Jensen's inequality is a powerful tool often used in mathematical derivations and analyses. It states that for a convex function $f(x)$ and an arbitrary random variable $X$ we have the following upper bound: $$ f\left(\E X\right) \le \E f\left(X\right) $$
However, oftentimes we want the inequality to work in the other direction, to give a lower bound. In this post I'll outline one possible approach to this.
The Trick
The basic idea is very simple: let's turn our convex function into a concave function. First, define
$$ \hat{f}(x) = f\left(\tfrac{1}{x}\right) $$
As defined by Merkle, a function $h(x)$ is called reciprocally convex if $h(x)$ is concave and $\hat{h}(x) = h(1/x)$ is convex.
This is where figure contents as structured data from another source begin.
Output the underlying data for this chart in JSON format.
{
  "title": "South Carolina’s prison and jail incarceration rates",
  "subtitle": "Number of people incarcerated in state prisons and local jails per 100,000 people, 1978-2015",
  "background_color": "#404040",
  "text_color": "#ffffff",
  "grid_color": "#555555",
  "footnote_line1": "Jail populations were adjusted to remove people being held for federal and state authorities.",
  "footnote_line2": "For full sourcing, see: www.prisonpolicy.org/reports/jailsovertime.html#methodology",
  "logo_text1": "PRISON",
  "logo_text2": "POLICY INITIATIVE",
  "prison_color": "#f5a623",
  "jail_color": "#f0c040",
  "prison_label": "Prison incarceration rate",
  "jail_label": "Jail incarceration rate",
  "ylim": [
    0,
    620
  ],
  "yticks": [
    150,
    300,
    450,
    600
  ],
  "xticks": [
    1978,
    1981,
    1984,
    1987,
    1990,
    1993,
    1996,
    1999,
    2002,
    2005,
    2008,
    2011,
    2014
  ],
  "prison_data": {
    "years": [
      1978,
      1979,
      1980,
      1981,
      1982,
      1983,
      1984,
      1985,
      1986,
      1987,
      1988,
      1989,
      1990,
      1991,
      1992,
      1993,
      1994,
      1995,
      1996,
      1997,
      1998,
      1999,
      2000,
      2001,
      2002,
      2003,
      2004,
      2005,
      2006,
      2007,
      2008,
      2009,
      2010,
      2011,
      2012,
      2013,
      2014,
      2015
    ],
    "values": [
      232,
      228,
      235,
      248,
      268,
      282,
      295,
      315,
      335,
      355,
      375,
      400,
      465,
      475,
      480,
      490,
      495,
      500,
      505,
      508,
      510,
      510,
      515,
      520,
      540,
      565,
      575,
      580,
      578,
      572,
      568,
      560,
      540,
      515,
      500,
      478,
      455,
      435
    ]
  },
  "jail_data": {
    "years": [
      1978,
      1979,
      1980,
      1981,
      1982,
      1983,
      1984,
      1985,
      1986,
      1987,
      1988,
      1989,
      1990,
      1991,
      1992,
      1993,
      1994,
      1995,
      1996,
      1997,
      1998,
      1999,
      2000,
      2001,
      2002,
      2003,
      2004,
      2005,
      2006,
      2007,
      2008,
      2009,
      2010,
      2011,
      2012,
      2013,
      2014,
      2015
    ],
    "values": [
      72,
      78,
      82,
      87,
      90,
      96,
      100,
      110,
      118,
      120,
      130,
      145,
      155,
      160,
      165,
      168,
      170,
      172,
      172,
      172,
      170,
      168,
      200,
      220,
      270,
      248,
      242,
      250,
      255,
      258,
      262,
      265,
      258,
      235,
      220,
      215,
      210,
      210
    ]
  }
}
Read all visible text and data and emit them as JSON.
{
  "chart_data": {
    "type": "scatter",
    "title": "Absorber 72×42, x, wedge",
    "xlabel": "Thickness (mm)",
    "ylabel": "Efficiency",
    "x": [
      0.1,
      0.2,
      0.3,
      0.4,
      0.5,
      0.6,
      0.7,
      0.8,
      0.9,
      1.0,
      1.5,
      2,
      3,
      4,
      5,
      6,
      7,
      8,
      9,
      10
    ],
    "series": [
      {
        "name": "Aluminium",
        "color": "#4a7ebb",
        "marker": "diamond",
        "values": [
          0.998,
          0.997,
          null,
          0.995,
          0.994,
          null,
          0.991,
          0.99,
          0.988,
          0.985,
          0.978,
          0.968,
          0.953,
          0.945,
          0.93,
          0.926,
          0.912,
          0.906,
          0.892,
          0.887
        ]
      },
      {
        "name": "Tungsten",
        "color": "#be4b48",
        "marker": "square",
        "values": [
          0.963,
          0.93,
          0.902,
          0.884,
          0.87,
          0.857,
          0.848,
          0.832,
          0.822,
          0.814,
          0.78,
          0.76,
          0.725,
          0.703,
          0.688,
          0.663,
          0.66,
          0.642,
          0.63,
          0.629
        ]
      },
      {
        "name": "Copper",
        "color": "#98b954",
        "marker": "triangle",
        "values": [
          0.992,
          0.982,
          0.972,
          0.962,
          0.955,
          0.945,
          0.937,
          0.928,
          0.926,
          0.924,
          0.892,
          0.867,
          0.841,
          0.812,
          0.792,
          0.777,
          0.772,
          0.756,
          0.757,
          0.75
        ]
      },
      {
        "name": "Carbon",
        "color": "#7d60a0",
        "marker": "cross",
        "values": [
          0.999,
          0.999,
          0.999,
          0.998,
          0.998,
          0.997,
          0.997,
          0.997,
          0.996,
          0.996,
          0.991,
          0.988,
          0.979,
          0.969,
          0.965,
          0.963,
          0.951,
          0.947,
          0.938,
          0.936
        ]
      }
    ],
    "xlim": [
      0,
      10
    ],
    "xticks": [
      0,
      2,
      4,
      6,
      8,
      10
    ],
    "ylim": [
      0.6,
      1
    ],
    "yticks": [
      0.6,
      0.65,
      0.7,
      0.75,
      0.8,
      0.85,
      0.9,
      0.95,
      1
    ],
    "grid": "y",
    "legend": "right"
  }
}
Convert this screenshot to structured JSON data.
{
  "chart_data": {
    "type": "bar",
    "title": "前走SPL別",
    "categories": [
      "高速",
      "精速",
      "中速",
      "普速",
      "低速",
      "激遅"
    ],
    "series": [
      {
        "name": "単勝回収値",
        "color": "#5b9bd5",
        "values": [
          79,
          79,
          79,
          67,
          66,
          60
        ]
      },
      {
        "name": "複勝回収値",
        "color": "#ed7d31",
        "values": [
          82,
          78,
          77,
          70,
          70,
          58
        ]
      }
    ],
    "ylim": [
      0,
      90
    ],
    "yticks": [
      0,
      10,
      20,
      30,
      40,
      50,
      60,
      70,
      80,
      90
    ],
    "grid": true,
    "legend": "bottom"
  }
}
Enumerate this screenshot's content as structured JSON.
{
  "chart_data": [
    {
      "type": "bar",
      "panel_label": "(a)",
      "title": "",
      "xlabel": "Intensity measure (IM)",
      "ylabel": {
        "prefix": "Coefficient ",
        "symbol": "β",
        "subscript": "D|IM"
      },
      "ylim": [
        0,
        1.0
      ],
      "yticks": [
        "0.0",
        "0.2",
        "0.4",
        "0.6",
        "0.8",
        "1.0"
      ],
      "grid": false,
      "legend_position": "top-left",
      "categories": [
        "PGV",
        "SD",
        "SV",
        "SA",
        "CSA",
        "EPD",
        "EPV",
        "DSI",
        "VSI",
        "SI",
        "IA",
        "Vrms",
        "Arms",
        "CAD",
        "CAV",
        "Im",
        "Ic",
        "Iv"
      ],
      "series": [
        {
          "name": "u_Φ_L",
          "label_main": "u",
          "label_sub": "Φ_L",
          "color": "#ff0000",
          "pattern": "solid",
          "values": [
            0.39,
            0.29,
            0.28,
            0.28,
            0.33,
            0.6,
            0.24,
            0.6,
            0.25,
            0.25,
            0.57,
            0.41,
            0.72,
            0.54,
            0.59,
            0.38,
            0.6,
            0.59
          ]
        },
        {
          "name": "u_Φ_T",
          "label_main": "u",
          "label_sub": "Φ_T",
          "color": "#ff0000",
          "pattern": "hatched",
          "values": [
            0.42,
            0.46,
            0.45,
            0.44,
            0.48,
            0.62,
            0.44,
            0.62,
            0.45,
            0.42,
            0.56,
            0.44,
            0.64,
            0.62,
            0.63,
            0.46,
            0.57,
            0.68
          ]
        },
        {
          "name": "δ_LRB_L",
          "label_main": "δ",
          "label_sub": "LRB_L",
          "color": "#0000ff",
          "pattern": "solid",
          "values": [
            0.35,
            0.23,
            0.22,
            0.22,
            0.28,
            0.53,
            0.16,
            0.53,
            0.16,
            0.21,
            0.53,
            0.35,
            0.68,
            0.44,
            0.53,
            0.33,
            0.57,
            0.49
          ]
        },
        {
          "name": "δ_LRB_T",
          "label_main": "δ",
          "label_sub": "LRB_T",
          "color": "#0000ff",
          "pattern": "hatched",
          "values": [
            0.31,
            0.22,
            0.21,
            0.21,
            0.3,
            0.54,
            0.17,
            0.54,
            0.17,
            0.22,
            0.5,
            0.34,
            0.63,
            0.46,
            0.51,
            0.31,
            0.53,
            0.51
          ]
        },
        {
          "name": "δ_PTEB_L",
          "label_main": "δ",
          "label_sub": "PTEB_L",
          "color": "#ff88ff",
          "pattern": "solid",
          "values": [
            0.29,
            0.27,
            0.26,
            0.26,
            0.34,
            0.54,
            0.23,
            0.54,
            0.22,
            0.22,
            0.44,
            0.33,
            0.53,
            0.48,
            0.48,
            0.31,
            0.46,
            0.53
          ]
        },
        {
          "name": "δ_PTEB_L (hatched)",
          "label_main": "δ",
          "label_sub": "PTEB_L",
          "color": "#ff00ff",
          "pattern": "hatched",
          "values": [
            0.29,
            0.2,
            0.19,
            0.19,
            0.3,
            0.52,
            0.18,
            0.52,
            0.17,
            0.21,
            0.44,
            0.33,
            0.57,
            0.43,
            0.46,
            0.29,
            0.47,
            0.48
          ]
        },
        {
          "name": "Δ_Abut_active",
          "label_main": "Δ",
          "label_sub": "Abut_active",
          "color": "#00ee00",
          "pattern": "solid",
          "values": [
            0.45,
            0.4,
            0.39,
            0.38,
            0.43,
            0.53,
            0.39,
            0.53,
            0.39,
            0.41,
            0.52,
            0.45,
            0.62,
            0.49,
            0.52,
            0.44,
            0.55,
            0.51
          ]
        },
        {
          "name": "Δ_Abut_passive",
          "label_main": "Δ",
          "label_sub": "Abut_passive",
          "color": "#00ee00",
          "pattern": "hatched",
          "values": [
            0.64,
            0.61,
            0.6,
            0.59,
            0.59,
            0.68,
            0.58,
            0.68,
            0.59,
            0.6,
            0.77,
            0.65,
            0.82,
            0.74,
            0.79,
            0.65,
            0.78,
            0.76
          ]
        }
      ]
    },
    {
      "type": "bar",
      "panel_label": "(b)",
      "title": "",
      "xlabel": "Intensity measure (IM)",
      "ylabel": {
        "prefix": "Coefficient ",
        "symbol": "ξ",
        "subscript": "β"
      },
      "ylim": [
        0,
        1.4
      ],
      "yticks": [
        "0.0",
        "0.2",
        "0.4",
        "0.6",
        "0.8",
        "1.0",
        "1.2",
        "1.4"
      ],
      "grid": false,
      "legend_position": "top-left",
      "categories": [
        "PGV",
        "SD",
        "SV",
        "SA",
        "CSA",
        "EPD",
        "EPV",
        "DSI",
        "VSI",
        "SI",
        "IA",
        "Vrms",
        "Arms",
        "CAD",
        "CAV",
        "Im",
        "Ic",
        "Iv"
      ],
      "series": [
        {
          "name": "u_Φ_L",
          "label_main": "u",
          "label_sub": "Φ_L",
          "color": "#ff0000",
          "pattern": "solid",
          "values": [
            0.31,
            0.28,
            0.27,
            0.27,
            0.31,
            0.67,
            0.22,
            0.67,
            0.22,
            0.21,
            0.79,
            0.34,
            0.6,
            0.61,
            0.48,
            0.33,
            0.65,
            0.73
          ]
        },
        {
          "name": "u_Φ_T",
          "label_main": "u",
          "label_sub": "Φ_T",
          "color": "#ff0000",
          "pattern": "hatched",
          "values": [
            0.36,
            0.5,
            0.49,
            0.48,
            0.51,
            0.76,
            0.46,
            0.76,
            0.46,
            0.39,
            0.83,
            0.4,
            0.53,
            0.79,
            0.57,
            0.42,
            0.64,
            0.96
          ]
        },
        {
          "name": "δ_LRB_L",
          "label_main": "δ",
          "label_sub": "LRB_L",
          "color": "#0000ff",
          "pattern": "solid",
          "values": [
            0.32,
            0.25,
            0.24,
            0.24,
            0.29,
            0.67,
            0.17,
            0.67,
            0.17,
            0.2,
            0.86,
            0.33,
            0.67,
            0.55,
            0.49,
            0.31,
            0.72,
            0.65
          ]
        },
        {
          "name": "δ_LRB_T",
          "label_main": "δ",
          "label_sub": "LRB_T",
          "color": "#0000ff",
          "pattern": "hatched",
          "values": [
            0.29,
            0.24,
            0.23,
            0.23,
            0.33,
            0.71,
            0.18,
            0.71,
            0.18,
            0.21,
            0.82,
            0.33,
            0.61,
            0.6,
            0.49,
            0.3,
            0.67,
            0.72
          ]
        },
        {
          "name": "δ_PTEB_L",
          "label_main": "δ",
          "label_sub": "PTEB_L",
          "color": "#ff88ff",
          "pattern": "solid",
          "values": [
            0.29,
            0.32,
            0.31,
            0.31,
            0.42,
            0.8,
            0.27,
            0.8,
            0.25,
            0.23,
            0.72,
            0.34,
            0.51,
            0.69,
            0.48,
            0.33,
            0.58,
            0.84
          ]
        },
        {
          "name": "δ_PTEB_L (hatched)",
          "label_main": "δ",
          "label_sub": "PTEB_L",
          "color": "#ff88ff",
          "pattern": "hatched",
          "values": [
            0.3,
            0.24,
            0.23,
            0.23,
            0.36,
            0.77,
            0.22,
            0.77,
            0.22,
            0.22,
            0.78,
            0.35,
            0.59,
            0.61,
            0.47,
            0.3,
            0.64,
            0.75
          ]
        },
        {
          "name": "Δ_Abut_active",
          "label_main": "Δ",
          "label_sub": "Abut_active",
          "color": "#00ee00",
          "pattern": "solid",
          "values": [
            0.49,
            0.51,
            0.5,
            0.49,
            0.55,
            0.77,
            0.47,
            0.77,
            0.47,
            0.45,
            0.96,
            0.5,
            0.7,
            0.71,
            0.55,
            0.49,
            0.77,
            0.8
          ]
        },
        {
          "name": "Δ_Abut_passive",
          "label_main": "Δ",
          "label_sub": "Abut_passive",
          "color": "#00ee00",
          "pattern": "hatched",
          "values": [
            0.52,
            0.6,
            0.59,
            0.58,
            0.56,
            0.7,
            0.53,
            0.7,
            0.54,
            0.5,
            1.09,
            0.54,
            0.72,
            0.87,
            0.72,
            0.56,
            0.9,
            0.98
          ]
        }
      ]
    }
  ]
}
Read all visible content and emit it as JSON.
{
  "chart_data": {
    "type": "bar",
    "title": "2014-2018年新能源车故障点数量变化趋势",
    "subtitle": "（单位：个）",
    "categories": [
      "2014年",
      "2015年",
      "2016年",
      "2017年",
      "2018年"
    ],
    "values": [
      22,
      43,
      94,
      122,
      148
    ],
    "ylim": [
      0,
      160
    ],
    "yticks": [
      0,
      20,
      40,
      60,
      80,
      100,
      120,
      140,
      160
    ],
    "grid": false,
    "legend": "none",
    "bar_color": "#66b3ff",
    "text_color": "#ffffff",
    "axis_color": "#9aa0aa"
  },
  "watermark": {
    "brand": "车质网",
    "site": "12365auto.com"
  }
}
For the sake of this discussion we'll assume $f(x)$ is reciprocally concave, that is, of course, $-f(x)$ is reciprocally convex.
Next, we'll need an unbiased estimator $Y$ of the reciprocal of the mean $\E X$, that is, $Y$ should satisfy the following:
$$ \E Y = \frac{1}{\E X} $$
Now, the rest is simple algebra and the standard Jensen's inequality (remember $\hat{f}$ is concave by definition): $$ f\left(\E X\right) = \hat{f}\left(\frac{1}{\E X}\right) = \hat{f}\left(\E Y\right) \ge \E \hat{f}\left(Y\right) = \E f\left(\frac{1}{Y}\right) \tag{1} $$
Example
This trick is actually the reason why we can have both upper and lower bounds on the log marginal likelihood in latent variable models. Indeed, consider the following example:
$$ f(x) := -\log(x), \quad X := p(x \mid Z), \quad Z \sim p(z) $$
This is the standard Variational Inference setup. Putting it all together, we'd like to give bounds on
$$ -\log \left( \E_{Z \sim p(z)} p(x|Z) \right) = -\log p(x) $$
Normally, in VI we use the standard Jensen's Inequality to obtain an upper bound on this negative log-likelihood, and all is good. However, sometimes we need lower bounds on the same quantity. This is where the framework above comes to the rescue.
First, it's easy to see that we're very lucky – $f(x)$ is indeed reciprocally concave: $-\log(x)$ is convex, and $-\log\tfrac{1}{x} = \log(x)$ is concave.
Next, we need an unbiased estimator $Y$ of the inverse mean of $X$, that is, an unbiased estimator of $1/p(x)$. Such estimator can be given this way:
$$ \frac{1}{p(x)} = \int \frac{q(z)}{p(x)} dz = \int \frac{q(z) p(z|x)}{p(x) p(z | x)} dz = \E_{p(z|x)} \frac{q(z)}{p(x, z)} $$
Where $q(z)$ is an arbitrary distribution. Thus, the estimator is $Y$ generated by r.v. $Z$: $$ Y := \frac{q(Z)}{p(x, Z)}, \quad Z \sim p(z|x) $$
Now, putting these into (1) we obtain: $$ -\log p(x) \ge -\E_{p(z|x)} \log \frac{p(x, z)}{q(z)} $$ Or, equivalently, $$ \log p(x) \le \E_{p(z|x)} \log \frac{p(x, z)}{q(z)} $$ By the way, for comparison, here's the classical lower bound obtained through the standard Jensen's Inequality. Curiously, the only difference is where the random variables $z$ are coming from: $$ \log p(x) \ge \E_{q(z)} \log \frac{p(x, z)}{q(z)} $$
Generalization
Why limit ourselves to a particular $\hat{f} = f \circ (1/x)$? One can consider other invertible functions $g(x)$ instead of the $1/x$. Here's the recipe:
- Define $f^{[g]}(x) = f(g(x))$
- First, we need $f^{[g]}(x)$ to be concave
- Second, we need an unbiased estimator $Y$ of $g^{-1}(\E X)$
This leads to a generalization of (1): $$ f\left(\E X\right) = f^{[g]}\left( g^{-1}(\E X) \right) = f^{[g]}\left( \E Y \right) \ge \E f^{[g]}\left( Y \right) = \E f\left( g(Y) \right) $$
Conclusion
This trick is simple, and perhaps obvious even without any fancy words such as reciprocal convexity. Moreover, it has its limitations: you either need to get lucky with $f(x)$ being reciprocally concave, or need to find an invertible $g(x)$ such that $f \circ g$ is concave. But even that's not enough, as you also need to construct an unbiased estimator $Y$, and if you fancy practical applications, efficiency of the resulting bound will heavily depend on the quality of this estimator.
Nevertheless, I believe this is an interesting idea and it might prove itself useful in various analyses and derivations.